Thai to convert old planes for cargo

>> Monday, March 7, 2011

Thai Airways International has opted to convert two of its ageing passenger jumbo jets into dedicated freighters to support its growing air cargo business.

The flag carrier's board endorsed the conversion plan last Friday as it chose not to extend the two-year contract for long-haul freight forwarding rendered by Southern Air's two new Boeing 777-200 LRF cargo planes.

The approval came after its negotiations for lower fees in a so-called block space purchase, which would have become effective until March next year, with the Connecticut-based low-cost cargo carrier failed.THAI will now spend up to US$56 million to convert two of its Boeing 747-400 planes, which have been in service for 15-20 years and are due for retirement soon, into full cargo planes.

Conversion is expected to be carried out by Boeing or Israel Aerospace Industries (IAI), and the planes should be ready for use in the second quarter of next year.

Pichai Chunganuwad, managing director of the cargo and mail commercial department at THAI, said the conversion was regarded as the most economical option available.

THAI can also use the planes for another 10-15 years instead of selling them cheaply.

The converted planes will be able to carry just over 100 tonnes of goods, the same as its previous service provider, over a distance from Bangkok to Frankfurt non-stop.

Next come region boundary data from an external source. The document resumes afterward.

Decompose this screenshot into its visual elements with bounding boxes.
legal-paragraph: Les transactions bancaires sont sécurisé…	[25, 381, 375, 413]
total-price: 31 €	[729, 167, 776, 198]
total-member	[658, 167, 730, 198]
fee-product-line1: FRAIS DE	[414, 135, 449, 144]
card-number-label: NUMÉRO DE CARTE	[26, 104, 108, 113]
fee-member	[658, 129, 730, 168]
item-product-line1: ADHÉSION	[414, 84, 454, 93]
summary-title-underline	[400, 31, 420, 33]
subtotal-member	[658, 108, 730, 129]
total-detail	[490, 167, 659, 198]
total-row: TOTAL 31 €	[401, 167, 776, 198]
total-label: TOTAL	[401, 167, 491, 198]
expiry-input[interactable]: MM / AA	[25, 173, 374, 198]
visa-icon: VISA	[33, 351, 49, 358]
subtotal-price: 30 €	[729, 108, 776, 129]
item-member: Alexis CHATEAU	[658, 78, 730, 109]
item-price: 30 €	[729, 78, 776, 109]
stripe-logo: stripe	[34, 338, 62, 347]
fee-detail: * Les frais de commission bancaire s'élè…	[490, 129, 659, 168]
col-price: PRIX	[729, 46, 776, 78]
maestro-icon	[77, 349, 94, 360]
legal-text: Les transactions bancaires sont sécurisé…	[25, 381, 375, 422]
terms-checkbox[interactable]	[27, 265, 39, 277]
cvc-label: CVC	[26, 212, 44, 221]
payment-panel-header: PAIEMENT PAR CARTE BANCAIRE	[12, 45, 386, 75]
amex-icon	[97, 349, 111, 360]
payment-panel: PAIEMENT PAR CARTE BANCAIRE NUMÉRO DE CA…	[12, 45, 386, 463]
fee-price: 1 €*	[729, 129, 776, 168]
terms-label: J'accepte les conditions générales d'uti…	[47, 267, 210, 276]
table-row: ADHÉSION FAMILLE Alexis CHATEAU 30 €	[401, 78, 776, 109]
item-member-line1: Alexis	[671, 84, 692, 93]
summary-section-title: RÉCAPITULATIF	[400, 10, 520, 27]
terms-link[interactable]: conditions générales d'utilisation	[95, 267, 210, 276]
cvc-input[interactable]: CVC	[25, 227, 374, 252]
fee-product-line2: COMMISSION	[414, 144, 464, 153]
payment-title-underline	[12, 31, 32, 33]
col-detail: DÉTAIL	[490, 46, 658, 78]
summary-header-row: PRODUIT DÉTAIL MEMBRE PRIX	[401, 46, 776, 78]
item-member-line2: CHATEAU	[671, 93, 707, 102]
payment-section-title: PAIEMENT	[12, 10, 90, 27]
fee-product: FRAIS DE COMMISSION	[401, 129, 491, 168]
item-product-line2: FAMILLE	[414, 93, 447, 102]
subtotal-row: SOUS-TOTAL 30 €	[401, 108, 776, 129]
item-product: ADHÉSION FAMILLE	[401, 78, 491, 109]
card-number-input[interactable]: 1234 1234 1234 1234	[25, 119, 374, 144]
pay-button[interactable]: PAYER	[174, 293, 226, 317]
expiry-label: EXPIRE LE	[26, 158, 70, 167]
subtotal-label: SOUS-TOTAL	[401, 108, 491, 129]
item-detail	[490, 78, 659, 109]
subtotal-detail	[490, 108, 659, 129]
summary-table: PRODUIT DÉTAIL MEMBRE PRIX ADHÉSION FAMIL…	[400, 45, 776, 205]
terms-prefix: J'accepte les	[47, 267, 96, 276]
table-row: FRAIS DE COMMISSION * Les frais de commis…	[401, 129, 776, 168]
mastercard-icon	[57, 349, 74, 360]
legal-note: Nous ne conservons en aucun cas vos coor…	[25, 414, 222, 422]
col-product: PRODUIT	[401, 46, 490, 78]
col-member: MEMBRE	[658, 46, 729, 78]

Over the next five years THAI's converted freighters will grow to five - three for long-haul routes and two for regional.

The regional freighters should have a payload of 50-60 tonnes, the capacity of aircraft such as a converted Airbus A300-600 or Boeing 767.

The freighters will significantly enhance the cargo forwarding capacity under the bellies of THAI's passenger planes, now numbering 91, while enabling the airline to offer more dedicated service.